The Majlis is determined not to produce another shah.

Iran therefore is the major supporter of fundamentalist movements in the Muslim world. It views Palestine as the preeminent fundamentalist issue, and supports the use of violence in its opposition to the Israeli-Palestinian peace agreement.

Iran's recognition of Islamic control of the holy land as a key fundamentalist issue has put Iran in conflict with the non-Muslim world and those Muslim states who support the peace process. This, the continued demand for Salman Rushdie's execution, and assassinations in Europe of Iranian opposition leaders help explain Iran's on-again off-again relations with several European states.

The current struggle between secular influence and religious authority in Iran is best exemplified by the satellite dish crisis. An Iranian who has a satellite dish has access to three different satellites. There are approximately half a million satellite dishes in Tehran alone, and recently they began appearing in all of the cities and major towns in Iran.

The government, at the insistence of Supreme Leader Khamenei, submitted a bill calling for a ban on the production, importation, sale and use of these dishes. In December, the Majlis approved the ban.

Even though the government has succeeded in eliminating satellite dishes, however, it is in no position to do anything about the large number of VCRs in widespread use even among Iran's poorer classes.

The major political problem may not be the increasing secular influence in Iran, but the lack of a truly functional executive. Ultimate power rests with the Majlis, which is determined not to produce another shah. Therefore the constitution was changed at the time of the last Majlis elections, splitting the executive into two offices. These are the office of the president, who can serve only for two terms of four years each, and the office of the supreme leader, who serves for life.

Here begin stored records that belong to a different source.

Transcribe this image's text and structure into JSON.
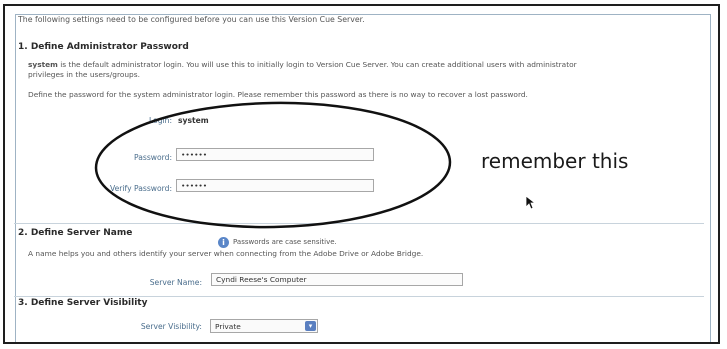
{
  "intro": "The following settings need to be configured before you can use this Version Cue Server.",
  "section1": {
    "heading": "1. Define Administrator Password",
    "system_user": "system",
    "desc1_rest": " is the default administrator login. You will use this to initially login to Version Cue Server. You can create additional users with administrator",
    "desc1_line2": "privileges in the users/groups.",
    "desc2": "Define the password for the system administrator login. Please remember this password as there is no way to recover a lost password.",
    "login_label": "Login:",
    "login_value": "system",
    "password_label": "Password:",
    "password_value": "••••••",
    "verify_label": "Verify Password:",
    "verify_value": "••••••",
    "case_note": "Passwords are case sensitive."
  },
  "section2": {
    "heading": "2. Define Server Name",
    "desc": "A name helps you and others identify your server when connecting from the Adobe Drive or Adobe Bridge.",
    "server_name_label": "Server Name:",
    "server_name_value": "Cyndi Reese's Computer"
  },
  "section3": {
    "heading": "3. Define Server Visibility",
    "visibility_label": "Server Visibility:",
    "visibility_value": "Private"
  },
  "annotation": "remember this"
}
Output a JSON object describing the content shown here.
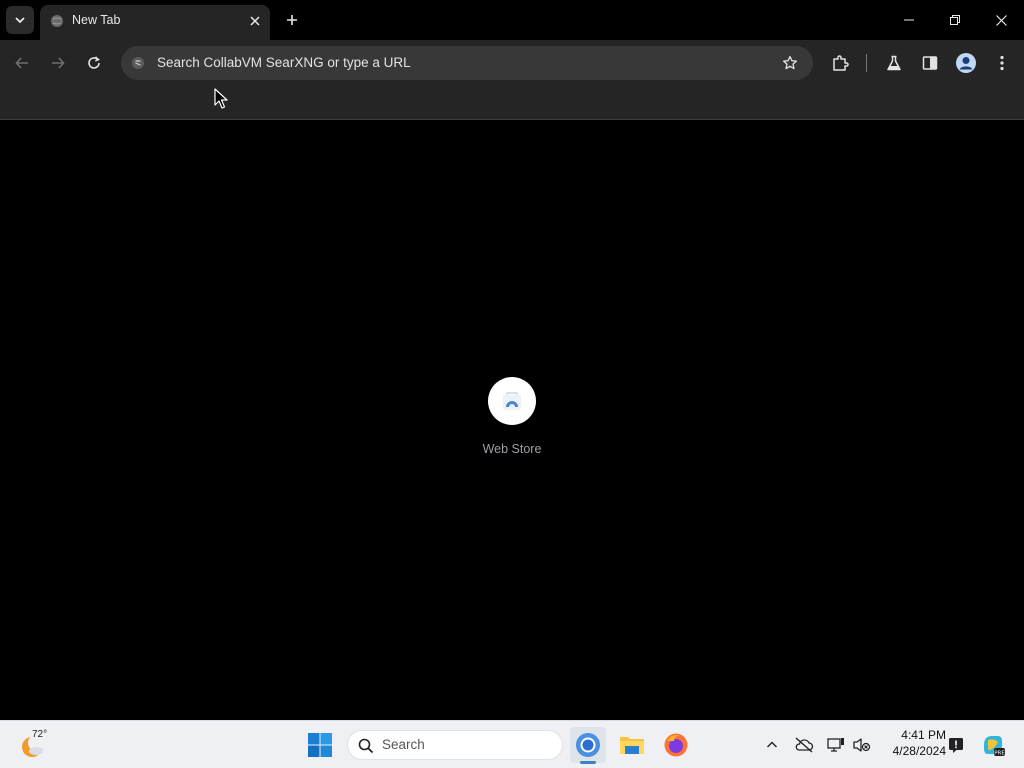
{
  "tabstrip": {
    "tab_title": "New Tab"
  },
  "toolbar": {
    "omnibox_placeholder": "Search CollabVM SearXNG or type a URL"
  },
  "content": {
    "shortcut_label": "Web Store"
  },
  "taskbar": {
    "weather_temp": "72°",
    "search_placeholder": "Search",
    "time": "4:41 PM",
    "date": "4/28/2024"
  },
  "colors": {
    "tab_bg": "#252525",
    "toolbar_bg": "#252525",
    "omnibox_bg": "#383838",
    "content_bg": "#000000",
    "taskbar_bg": "#eef0f4",
    "accent": "#3b82c4"
  },
  "icons": {
    "tab_list": "chevron-down-icon",
    "tab_favicon": "globe-icon",
    "tab_close": "close-icon",
    "new_tab": "plus-icon",
    "back": "arrow-left-icon",
    "forward": "arrow-right-icon",
    "reload": "reload-icon",
    "site_info": "site-info-icon",
    "bookmark": "star-icon",
    "extensions": "puzzle-icon",
    "labs": "flask-icon",
    "side_panel": "side-panel-icon",
    "profile": "profile-icon",
    "menu": "kebab-menu-icon"
  }
}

The weakness of the executive was recognized by current president Ali Akbar Hashemi Rafsanjani. When Ali Akbar Nateq Nuri became speaker of the Majlis, in his first speech he declared the main aim of the current Majlis must be to strengthen the executive. To date no steps have been taken in this direction, however.

The supreme leader, Ayatollah Khamenei, has attempted to strengthen his position by assuming the mantle of the spiritual leader of all Shi'i. This position has been in dispute since the death of Grand Ayatollah Khoei. The Iraqi Shi'i accept Ayatollah Sistani as the rightful heir to Khoei's mantle. Much to the chagrin of Ayatollah Khamenei, Sheikh Muhammad Husayn Fadlallah, the spiritual leader of Lebanon's Shi'i majority, has thrown his support to Ayatollah Sistani.

The 1996 Majlis elections and/or the 1997 presidential vote may therefore produce a political crisis in Iran. The current system has proven to be a cumbersome way of devising and implementing policies. Either it must change, or the government will be changed.

George Cave is a retired U.S. government official who worked for many years in Iran and on Iranian affairs in Washington, DC.